We wonder about remembrance, that admonition we all know so well: Remember, never forget. But even that has lost it’s power, it’s real meaning confused and devalued over the years. The great humanitarians, the steely fighters for human rights around the world, mourn that loss and we search for some other expression.

So I will say to you instead, American politician, you, who are meant to be the first participants in our government, the most fair, the most self-governed, the most connected to that beautiful duty of being for your fellow man: Après moi, le déluge.

You may not know this saying though you should. I will tell you what it means.

Count your money, spin your stories of distraction, use “threat of terrorism” as your crutch, talk about the supposed non-existence of racism in America, reinforce conflict, keep assisting in the dehumanization and categorization of your fellow man… all the while you will be losing yourself piece by piece, your capacity for logical thought and empathy degenerating until there is no longer any semblance of humanity in you, and you will be one of them, one who actively participated in crimes against humanity. Then you can say of yourself, After me, the flood.

Perhaps in your lifetime you will be taken to task for these actions, perhaps not. But your children and grandchildren will feel the flood, that overwhelming loss you brought upon them, and they will struggle to come to terms with your failures of life. They will feel a malaise even, a disease over which they have no control, living in their bones and causing them great pain.
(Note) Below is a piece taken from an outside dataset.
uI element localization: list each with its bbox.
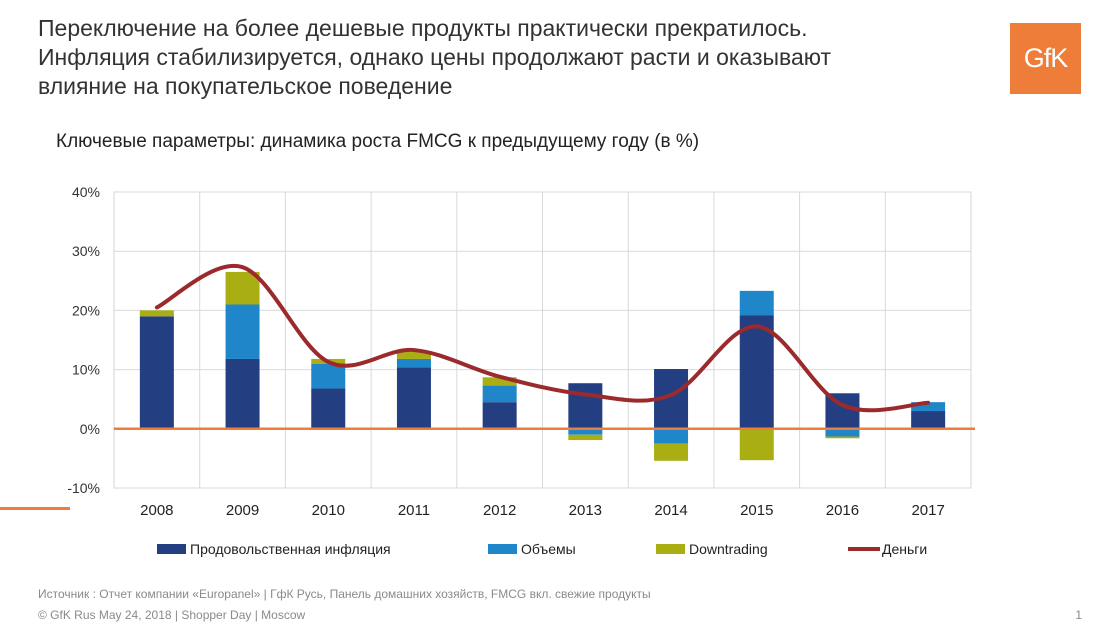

Your country will feel the flood, it’s beauty and culture, even it’s land, marred deeply, perhaps beyond recognition.

And You. You will be remembered as weak and cowardly, even cruel, one who chose to betray himself and his fellow man, a person without faith, without hope, without love. The Cain of your time, the Brutus of your government, the Paris of your country.

Or you can take a different path.

Remember yourself. Choose to be present, to actually listen, to recognize the existence of another (this is what we call ) and question your “constituency”, your “patriotism,” your capacity for leadership and your instinct of self-preservation…

and if you find that you have been wrong… be humble (you are of the earth), be noble (your are of the stars) and… change.